Discovery of the Paleocene index fossil Turritella infragranulata pachecoensis and subsequent exposure of an estimated 3,000-feet of foraminifer-bearing mudstone above and below the Turritella bed at Cement Hill northeast of Fairfield, California, led to speculation that this area could be the “Rosetta stone” for understanding Paleocene stratigraphy and paleontology in northern California.
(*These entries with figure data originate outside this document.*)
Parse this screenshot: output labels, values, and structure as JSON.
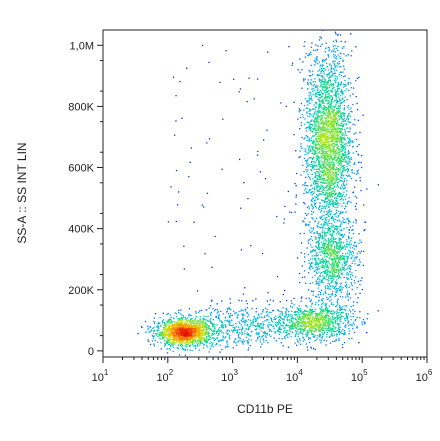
{
  "chart_data": {
    "type": "scatter",
    "title": "",
    "xlabel": "CD11b PE",
    "ylabel": "SS-A :: SS INT LIN",
    "x_scale": "log",
    "xlim": [
      10,
      1000000
    ],
    "ylim": [
      -20000,
      1050000
    ],
    "x_ticks": [
      {
        "value": 10,
        "base": "10",
        "exp": "1"
      },
      {
        "value": 100,
        "base": "10",
        "exp": "2"
      },
      {
        "value": 1000,
        "base": "10",
        "exp": "3"
      },
      {
        "value": 10000,
        "base": "10",
        "exp": "4"
      },
      {
        "value": 100000,
        "base": "10",
        "exp": "5"
      },
      {
        "value": 1000000,
        "base": "10",
        "exp": "6"
      }
    ],
    "y_ticks": [
      {
        "value": 0,
        "label": "0"
      },
      {
        "value": 200000,
        "label": "200K"
      },
      {
        "value": 400000,
        "label": "400K"
      },
      {
        "value": 600000,
        "label": "600K"
      },
      {
        "value": 800000,
        "label": "800K"
      },
      {
        "value": 1000000,
        "label": "1,0M"
      }
    ],
    "grid": false,
    "density_colormap": [
      "#0000c8",
      "#00a0ff",
      "#00d890",
      "#c8e800",
      "#ffa000",
      "#e81000"
    ],
    "populations": [
      {
        "x_center": 180,
        "y_center": 60000,
        "x_spread_decades": 0.22,
        "y_spread": 22000,
        "relative_density": "highest"
      },
      {
        "x_center": 1500,
        "y_center": 80000,
        "x_spread_decades": 0.45,
        "y_spread": 35000,
        "relative_density": "low"
      },
      {
        "x_center": 18000,
        "y_center": 95000,
        "x_spread_decades": 0.3,
        "y_spread": 30000,
        "relative_density": "medium"
      },
      {
        "x_center": 30000,
        "y_center": 680000,
        "x_spread_decades": 0.18,
        "y_spread": 150000,
        "relative_density": "high"
      },
      {
        "x_center": 35000,
        "y_center": 300000,
        "x_spread_decades": 0.2,
        "y_spread": 70000,
        "relative_density": "medium"
      }
    ]
  }
}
This dream evaporated when the mudstones were dated by coccoliths, foraminifers, and radiolarians and were found to be predominantly Eocene. The “section” turned out to consist of several fault blocks with repetitions of both overturned and normal sequences of Paleocene and Eocene sandstones and mudstones capped by Late Cretaceous radiolarian shale. Existing geologic maps of the region show an eastward-dipping monocline of Late Cretaceous and Eocene rocks extending nearly 100 miles northward from Fairfield. This new, very complex structure is anomalous in a petroleum province generally characterized by relatively simple structure.